Though eating is not ALL we do in Malaysia, we can't help but start every conversation with a description of what we JUST ate! The multicultural heritage of Malaysia is evident the moment we step into the airport, at restaurants where Malay, Chinese and Indian food cohabit, and on the bus where we continue to hear the "One Malaysia" song celebrating what people of diverse
backgrounds share as a nation.

We love hearing the Muslim call to prayer as we drive past a colorful Hindu temple, a sparkling gold Buddha, or a subdued Catholic church. Each faith is awe-inspiring, but seeing them all practiced in harmony is all the more uplifting.

We learn to order dishes like dim sum, bak-kut-teh, or asam laksa; to dodge fast cars and motorbikes on well-paved roads; and to shake hands followed by a touch to the heart (Malay style). Today a toddler reaches out to grasp my hand, bringing it to his mouth for a kiss. Mother explains that this is how young children are taught to meet and greet. I loved this, of course!

I am finally able to meet Siti Norjinah Moin (photo), who has been my Skype buddy for 6 months. She founded the Malaysian Breastfeeding Association and has worked tirelessly for decades to make EVERY public hospital in Malaysia Baby-Friendly in 1998. She set up two HUG Your Baby trainings is Shah Alam (outside of Kuala Lumpur) and helped me confirm a keynote presentation at The 9th Perinatal Symposium in Brunei next week. Norjinah makes things happen!

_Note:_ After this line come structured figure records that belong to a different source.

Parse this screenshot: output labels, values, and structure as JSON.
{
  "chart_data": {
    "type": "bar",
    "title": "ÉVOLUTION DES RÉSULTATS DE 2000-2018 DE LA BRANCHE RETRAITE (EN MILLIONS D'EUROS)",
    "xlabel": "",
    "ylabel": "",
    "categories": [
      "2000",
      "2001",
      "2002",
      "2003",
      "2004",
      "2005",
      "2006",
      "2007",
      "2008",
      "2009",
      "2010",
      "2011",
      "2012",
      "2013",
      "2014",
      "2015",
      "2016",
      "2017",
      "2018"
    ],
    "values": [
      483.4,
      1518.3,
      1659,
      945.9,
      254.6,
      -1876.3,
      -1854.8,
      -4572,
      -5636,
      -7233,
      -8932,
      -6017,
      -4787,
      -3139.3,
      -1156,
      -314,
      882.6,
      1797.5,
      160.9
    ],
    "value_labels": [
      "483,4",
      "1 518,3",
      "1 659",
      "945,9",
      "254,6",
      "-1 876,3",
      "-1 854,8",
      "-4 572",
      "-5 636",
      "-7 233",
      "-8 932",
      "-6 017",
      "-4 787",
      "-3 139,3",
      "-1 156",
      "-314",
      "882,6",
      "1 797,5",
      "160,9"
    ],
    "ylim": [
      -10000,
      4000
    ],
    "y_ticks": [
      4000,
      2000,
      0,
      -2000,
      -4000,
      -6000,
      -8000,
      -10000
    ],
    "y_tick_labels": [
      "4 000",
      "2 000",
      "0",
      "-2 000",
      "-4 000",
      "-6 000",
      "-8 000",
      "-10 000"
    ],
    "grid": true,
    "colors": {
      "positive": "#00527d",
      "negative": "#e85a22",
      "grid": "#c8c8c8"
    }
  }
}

The KPJ Hospital in Klang hosts HUG Your Baby's first Malaysian trainings. Well prepared for the 50 registered professionals, workshop event planners Danny, Belle and Janet move at lightning speed to set up extra chairs and print out more handouts and certificates for the crowd of 80 nurses, breastfeeding consultants and peer counselors, physicians and childbirth educators who arrive!

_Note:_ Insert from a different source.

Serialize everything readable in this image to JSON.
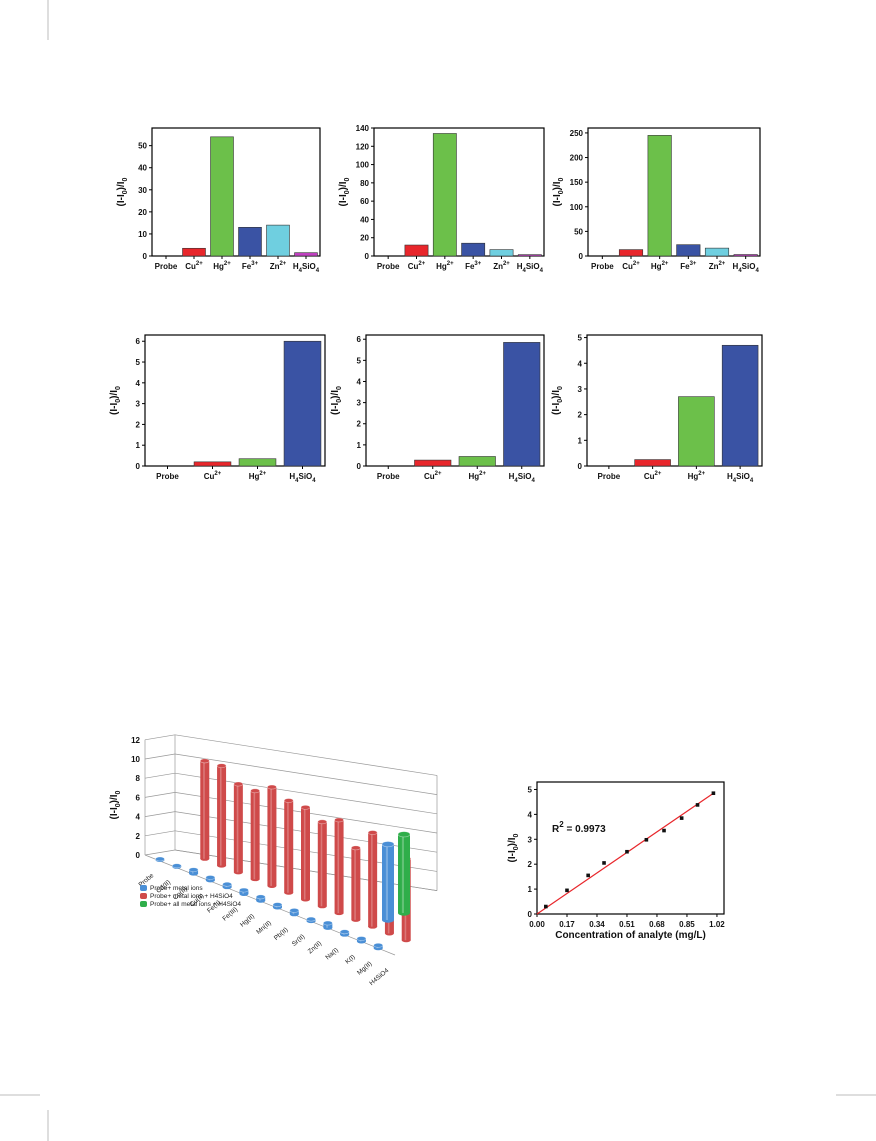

Feeling quite welcomed by hospital leadership (Dr. Sivamohan, Medical Director; Jaliah Mat Jani, Chief Nursing Officer; and Zaharah Osman, RN, General Manager) as well as by a local (pregnant) "Reality Show" celebrity, Betty Nanafe, I am surprised and delighted by the ceremonial "launching" of the workshop with the drop-down "release" of a HUG Your Baby banner and an explosion of festive confetti.  I am fired up and ready to roll!

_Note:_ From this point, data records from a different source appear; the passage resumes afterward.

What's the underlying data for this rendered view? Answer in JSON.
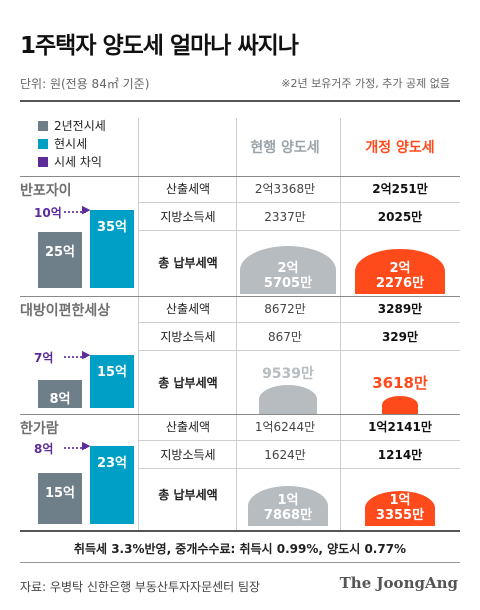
{
  "title": "1주택자 양도세 얼마나 싸지나",
  "unit_note": "단위: 원(전용 84㎡ 기준)",
  "assumption_note": "※2년 보유거주 가정, 추가 공제 없음",
  "legend": [
    {
      "label": "2년전시세",
      "color": "#6f7f8a"
    },
    {
      "label": "현시세",
      "color": "#00a0c6"
    },
    {
      "label": "시세 차익",
      "color": "#5b2c9a"
    }
  ],
  "columns": {
    "current": "현행 양도세",
    "revised": "개정 양도세"
  },
  "colors": {
    "current_dome": "#b7bcc0",
    "revised_dome": "#ff4a1c",
    "revised_header": "#ff4a1c",
    "current_header": "#9aa3a8"
  },
  "chart_data": {
    "type": "table",
    "unit": "억원",
    "complexes": [
      {
        "name": "반포자이",
        "price_2y_ago": 25,
        "price_now": 35,
        "gain": 10,
        "price_2y_ago_label": "25억",
        "price_now_label": "35억",
        "gain_label": "10억",
        "rows": [
          {
            "label": "산출세액",
            "current": "2억3368만",
            "revised": "2억251만"
          },
          {
            "label": "지방소득세",
            "current": "2337만",
            "revised": "2025만"
          }
        ],
        "total_label": "총 납부세액",
        "total_current": "2억\n5705만",
        "total_revised": "2억\n2276만",
        "total_current_value": 25705,
        "total_revised_value": 22276
      },
      {
        "name": "대방이편한세상",
        "price_2y_ago": 8,
        "price_now": 15,
        "gain": 7,
        "price_2y_ago_label": "8억",
        "price_now_label": "15억",
        "gain_label": "7억",
        "rows": [
          {
            "label": "산출세액",
            "current": "8672만",
            "revised": "3289만"
          },
          {
            "label": "지방소득세",
            "current": "867만",
            "revised": "329만"
          }
        ],
        "total_label": "총 납부세액",
        "total_current": "9539만",
        "total_revised": "3618만",
        "total_current_value": 9539,
        "total_revised_value": 3618
      },
      {
        "name": "한가람",
        "price_2y_ago": 15,
        "price_now": 23,
        "gain": 8,
        "price_2y_ago_label": "15억",
        "price_now_label": "23억",
        "gain_label": "8억",
        "rows": [
          {
            "label": "산출세액",
            "current": "1억6244만",
            "revised": "1억2141만"
          },
          {
            "label": "지방소득세",
            "current": "1624만",
            "revised": "1214만"
          }
        ],
        "total_label": "총 납부세액",
        "total_current": "1억\n7868만",
        "total_revised": "1억\n3355만",
        "total_current_value": 17868,
        "total_revised_value": 13355
      }
    ]
  },
  "footnote": "취득세 3.3%반영, 중개수수료: 취득시 0.99%, 양도시 0.77%",
  "source": "자료: 우병탁 신한은행 부동산투자자문센터 팀장",
  "brand": "The JoongAng"
}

I am usually struck by what is similar about most international HUG trainings: a desire to help parents better understand their babies and the surprise that HUG concepts are so relevant and easily explained to expectant and new parents. 

Because this training focuses closely on how HUG strategies and techniques support breastfeeding, I am especially delighted to have extended conversations with local lactation specialists. (CLICK HERE to watch a two-minute interview with them). Though excited by The HUG, they, like some other lactation professionals, worry that my teaching about infant sleep cycles might cause mothers to inadequately breastfeed their infants because of confusion about "early feeding cues" versus "active sleep." We share our varied points of view and promise to stay in touch as they think through how to give parents accurate information to meet the sleep needs of young mothers AND the nutritional needs of their babies.

Tomorrow we host a community-wide workshop and prepare to welcome expectant and new parents who want to give their baby a HUG! But first, we need to EAT AGAIN! ( Photo of event planners Janet, Danny and Belle who share with us the "FAMOUS" Klang dish, Bak Kut Teh ["Pork, ribs, tea"]).